Using RAG (Retrieval Augmented Generation)

RAG allows you to enhance the model’s responses with your own knowledge base. Here’s how to set it up:

1. Prepare Your Documents Your knowledge base can include PDF, TXT, DOCX, and MD files. Simply place these documents in the designated knowledge base directory, making sure they’re properly formatted and readable.

2. Configure RAG Settings

{
    "rag_enabled": true,
    "chunk_size": 500,
    "chunk_overlap": 50,
    "document_lang": "en"
}

Setting Up Web Search with SearXNG

Integrate web search capabilities into your chat assistant:

docker run -d \
  --name searxng \
  -p 8080:8080 \
  -v searxng-data:/etc/searxng \
  searxng/searxng

Then configure Open WebUI to use SearXNG:

Go to Settings > Advanced
Enable Web Search
Enter SearXNG URL: http://localhost:8080
Configure search parameters (optional)

Role-based Access Control

Configure different user roles and permissions:

Role	Permissions	Use Case
Admin	Full system access	System management
Power User	Model management, RAG configuration	Advanced users
Basic User	Chat interaction only	Regular users

Leveraging Multimodal Capabilities

Open WebUI also supports multimodal capabilities, which means you can generate images along with text or use an image as part of your prompt inputs.

To do so, however, you’d need a model with multimodal capabilities.
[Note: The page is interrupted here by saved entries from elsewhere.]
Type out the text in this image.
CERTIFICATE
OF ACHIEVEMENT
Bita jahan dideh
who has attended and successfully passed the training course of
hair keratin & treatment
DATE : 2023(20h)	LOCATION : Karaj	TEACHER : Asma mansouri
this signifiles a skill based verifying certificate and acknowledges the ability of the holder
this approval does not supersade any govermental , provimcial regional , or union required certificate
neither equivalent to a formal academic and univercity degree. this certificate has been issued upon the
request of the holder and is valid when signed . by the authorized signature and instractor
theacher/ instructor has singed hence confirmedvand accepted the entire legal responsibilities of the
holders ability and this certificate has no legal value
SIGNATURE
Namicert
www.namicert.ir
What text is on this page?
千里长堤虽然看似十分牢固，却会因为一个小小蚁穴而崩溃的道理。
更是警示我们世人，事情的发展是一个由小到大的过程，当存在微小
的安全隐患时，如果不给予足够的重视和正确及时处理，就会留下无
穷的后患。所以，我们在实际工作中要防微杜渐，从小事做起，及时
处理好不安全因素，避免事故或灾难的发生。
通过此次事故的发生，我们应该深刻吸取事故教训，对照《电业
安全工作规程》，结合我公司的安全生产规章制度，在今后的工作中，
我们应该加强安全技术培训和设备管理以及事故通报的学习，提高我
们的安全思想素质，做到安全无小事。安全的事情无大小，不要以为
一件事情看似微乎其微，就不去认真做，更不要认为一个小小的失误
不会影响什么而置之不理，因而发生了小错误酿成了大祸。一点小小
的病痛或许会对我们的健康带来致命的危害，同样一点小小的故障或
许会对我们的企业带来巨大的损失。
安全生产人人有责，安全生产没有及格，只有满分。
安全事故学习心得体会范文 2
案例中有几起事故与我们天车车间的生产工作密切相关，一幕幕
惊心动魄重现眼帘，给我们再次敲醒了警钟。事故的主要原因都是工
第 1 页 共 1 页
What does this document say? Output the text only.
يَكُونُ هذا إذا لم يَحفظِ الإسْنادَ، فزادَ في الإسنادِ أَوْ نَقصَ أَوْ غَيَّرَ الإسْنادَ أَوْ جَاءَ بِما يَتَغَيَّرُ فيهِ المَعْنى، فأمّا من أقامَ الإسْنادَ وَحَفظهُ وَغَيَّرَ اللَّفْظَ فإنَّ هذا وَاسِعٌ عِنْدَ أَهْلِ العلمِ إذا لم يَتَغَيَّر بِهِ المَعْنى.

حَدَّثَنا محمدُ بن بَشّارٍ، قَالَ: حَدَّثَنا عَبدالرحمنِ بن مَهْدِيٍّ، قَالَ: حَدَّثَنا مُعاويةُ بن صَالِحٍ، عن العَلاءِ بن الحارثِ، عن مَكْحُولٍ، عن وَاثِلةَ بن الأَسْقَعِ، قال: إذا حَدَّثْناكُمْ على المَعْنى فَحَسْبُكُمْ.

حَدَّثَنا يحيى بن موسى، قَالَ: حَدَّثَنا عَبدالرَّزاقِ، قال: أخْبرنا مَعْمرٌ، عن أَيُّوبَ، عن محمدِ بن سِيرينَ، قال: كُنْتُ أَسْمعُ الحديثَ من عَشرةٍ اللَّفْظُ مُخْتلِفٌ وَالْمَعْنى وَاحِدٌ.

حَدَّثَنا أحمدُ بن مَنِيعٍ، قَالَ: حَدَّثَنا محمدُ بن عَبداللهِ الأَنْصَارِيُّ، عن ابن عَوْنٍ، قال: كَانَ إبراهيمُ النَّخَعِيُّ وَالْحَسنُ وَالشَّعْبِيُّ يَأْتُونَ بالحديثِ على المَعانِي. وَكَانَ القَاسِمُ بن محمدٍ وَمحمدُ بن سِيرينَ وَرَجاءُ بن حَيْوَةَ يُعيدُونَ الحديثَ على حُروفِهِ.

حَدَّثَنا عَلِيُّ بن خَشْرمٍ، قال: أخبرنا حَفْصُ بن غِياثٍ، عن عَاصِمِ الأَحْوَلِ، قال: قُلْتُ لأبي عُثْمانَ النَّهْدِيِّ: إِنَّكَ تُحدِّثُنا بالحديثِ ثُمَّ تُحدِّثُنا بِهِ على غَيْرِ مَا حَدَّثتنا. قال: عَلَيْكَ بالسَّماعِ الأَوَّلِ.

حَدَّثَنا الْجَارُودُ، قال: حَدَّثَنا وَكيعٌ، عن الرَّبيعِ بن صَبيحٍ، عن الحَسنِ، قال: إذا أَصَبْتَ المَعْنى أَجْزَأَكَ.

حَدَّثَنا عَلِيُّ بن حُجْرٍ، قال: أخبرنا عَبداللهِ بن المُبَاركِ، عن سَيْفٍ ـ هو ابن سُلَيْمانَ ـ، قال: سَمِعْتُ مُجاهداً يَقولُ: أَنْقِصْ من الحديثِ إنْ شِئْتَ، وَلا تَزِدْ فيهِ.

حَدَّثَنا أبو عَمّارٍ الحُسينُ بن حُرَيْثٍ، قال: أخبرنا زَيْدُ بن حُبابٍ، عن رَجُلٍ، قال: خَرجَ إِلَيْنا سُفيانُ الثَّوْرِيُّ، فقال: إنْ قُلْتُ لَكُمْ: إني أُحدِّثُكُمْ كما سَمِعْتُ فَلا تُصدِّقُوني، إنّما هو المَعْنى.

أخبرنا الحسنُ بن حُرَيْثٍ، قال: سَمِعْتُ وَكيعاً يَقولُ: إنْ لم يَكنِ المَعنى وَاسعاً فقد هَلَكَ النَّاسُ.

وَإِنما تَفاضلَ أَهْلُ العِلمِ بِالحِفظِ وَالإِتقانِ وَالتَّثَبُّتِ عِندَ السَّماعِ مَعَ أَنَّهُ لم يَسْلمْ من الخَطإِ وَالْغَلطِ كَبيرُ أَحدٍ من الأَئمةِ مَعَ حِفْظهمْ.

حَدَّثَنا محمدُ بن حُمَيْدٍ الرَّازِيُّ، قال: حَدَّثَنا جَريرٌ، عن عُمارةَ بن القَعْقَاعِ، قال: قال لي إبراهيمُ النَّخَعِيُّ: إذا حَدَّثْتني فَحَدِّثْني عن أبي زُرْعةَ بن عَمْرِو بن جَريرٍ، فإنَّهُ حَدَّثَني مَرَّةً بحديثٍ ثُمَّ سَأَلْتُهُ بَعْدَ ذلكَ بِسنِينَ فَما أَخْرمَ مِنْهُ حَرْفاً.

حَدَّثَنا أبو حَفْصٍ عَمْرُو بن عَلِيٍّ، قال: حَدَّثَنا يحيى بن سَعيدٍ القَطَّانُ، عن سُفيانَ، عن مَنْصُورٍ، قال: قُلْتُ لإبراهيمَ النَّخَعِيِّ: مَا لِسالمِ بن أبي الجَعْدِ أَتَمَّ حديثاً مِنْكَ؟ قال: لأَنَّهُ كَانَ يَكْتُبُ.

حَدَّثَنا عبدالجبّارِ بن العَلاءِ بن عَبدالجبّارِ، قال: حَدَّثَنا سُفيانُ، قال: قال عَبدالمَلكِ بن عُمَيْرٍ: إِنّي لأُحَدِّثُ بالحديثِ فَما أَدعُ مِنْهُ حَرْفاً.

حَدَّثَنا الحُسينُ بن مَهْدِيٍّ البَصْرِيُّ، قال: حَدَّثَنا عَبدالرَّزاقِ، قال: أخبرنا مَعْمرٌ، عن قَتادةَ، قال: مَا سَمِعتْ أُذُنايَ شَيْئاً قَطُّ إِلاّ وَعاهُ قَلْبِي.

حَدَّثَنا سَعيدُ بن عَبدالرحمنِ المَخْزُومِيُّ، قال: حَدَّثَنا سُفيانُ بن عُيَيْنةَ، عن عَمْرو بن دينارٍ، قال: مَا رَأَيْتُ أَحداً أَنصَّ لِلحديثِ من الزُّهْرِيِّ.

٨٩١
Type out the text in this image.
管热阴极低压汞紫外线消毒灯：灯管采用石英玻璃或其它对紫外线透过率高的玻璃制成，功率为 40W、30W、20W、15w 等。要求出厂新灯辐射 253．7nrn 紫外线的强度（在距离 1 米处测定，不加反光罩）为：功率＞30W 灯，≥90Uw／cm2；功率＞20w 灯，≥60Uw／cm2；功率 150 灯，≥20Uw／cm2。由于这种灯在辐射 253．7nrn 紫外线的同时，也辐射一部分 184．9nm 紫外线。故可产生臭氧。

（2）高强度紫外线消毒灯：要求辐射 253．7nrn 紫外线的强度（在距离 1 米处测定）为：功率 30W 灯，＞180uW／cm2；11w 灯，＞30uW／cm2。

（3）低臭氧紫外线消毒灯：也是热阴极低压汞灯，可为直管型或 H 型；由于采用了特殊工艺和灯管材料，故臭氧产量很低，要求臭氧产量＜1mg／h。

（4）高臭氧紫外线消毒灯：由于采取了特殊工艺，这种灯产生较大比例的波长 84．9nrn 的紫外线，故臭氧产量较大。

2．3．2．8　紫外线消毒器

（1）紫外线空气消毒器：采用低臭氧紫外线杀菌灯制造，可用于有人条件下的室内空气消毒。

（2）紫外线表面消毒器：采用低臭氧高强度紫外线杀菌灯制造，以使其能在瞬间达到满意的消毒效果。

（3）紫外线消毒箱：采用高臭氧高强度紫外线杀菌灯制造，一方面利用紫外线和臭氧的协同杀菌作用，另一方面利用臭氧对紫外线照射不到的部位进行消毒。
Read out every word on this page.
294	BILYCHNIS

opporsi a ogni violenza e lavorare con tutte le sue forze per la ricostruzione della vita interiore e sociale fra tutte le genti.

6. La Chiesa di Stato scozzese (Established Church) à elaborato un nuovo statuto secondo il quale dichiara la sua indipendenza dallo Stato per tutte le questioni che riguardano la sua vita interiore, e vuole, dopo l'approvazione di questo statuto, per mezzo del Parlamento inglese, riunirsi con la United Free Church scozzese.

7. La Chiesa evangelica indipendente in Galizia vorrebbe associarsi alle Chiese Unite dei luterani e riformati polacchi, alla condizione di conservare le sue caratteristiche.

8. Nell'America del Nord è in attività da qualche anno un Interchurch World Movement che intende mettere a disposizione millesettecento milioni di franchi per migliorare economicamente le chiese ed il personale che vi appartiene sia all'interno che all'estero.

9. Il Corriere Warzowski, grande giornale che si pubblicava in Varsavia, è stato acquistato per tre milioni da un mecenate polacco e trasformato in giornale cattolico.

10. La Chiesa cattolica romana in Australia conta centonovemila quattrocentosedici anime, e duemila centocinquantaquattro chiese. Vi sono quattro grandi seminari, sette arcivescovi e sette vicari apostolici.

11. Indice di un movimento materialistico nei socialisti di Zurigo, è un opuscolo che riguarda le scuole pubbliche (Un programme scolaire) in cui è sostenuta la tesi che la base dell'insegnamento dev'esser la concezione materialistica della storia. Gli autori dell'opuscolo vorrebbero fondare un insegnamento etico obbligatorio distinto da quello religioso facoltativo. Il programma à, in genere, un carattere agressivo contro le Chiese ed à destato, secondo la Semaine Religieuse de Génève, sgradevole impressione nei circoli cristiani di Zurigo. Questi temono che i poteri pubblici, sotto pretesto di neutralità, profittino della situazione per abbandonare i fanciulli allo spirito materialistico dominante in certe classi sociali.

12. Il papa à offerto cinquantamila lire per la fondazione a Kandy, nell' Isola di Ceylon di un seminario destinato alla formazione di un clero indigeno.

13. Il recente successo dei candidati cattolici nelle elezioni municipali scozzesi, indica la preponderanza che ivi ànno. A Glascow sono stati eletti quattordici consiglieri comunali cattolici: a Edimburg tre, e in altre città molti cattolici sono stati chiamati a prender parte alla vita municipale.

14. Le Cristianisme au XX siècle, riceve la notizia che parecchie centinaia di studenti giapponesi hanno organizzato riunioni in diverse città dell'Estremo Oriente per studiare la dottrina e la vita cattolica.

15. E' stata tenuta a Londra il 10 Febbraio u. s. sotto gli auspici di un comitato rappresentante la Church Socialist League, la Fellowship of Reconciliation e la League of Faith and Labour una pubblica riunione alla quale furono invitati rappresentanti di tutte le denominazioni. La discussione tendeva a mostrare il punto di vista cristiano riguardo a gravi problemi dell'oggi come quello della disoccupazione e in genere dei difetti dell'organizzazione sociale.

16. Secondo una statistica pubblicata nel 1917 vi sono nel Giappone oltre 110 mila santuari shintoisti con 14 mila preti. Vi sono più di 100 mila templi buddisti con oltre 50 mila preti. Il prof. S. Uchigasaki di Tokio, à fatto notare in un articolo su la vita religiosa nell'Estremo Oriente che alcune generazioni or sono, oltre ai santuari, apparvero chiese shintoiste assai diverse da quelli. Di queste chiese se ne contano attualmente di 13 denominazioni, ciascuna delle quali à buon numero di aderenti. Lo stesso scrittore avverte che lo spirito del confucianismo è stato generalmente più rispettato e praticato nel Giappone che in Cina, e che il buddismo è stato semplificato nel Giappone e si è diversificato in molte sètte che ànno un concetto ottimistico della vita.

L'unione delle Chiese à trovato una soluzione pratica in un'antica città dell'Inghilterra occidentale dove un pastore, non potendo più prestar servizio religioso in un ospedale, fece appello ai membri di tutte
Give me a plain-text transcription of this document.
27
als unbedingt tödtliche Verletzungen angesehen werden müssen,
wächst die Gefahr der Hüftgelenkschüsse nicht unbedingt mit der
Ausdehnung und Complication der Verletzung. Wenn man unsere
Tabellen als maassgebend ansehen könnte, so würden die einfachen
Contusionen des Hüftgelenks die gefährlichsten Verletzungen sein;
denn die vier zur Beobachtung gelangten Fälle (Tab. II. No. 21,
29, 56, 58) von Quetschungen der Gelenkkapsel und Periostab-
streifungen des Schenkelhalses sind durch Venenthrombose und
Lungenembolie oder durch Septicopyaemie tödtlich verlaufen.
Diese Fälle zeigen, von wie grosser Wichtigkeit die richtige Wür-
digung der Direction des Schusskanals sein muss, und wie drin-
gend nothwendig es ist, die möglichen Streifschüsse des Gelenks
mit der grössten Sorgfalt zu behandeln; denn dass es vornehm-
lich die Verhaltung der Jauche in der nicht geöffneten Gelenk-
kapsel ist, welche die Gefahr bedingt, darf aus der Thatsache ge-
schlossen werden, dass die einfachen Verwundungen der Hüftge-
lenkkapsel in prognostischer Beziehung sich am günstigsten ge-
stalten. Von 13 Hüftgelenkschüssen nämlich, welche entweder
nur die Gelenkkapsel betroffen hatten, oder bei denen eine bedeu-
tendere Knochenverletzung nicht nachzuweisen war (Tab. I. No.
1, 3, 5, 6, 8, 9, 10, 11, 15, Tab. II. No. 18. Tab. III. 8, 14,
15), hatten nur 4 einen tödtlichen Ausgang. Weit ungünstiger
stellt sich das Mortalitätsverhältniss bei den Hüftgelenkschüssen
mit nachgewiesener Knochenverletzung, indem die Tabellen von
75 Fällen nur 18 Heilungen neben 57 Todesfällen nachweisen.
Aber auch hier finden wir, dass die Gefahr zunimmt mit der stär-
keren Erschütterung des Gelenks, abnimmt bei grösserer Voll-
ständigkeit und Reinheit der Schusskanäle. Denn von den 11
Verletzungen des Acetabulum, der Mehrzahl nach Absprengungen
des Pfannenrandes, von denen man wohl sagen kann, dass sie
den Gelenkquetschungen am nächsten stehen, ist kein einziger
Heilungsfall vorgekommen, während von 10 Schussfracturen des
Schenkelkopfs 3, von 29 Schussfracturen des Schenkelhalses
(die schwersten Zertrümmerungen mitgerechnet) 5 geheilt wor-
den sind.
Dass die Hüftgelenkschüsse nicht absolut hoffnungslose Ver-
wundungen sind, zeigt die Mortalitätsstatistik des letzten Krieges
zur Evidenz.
In this example, we can use the “llama3.2-vision”. You can download the model from the Open WebUI interface as we did before or use the Ollama CLI to download it directly:

ollama pull llama3.2-vision

After it’s downloaded, select the model and upload an image to the chat assistant. You can do this by clicking on the + button and submit it along with your prompt.

In this example, I’d use an image, The Red Bicycle from Openverse and ask What’s the primary focus of this picture?.

Indeed, it is able to answer the question, and it even knows the color of the bicycle, as we can see below.

Open WebUI multimodal chat interface showing image analysis of a red bicycle

Wrapping Up

Open WebUI is a powerful tool that allows you to host and use AI chat assistants on your local machine or server. It provides a user-friendly interface for interacting with various Large Language Models (LLMs).

It’s a perfect tool for those who are concerned about privacy, data security, and reliance on external servers. With Open WebUI, you can have full control over your data and privacy, as well as the ability to customize the models to suit your needs.

It is also a great tool for developers who want to experiment with AI chat assistants and build their own custom models. With Open WebUI, you can easily host and run your models, and interact with them using a simple and intuitive interface.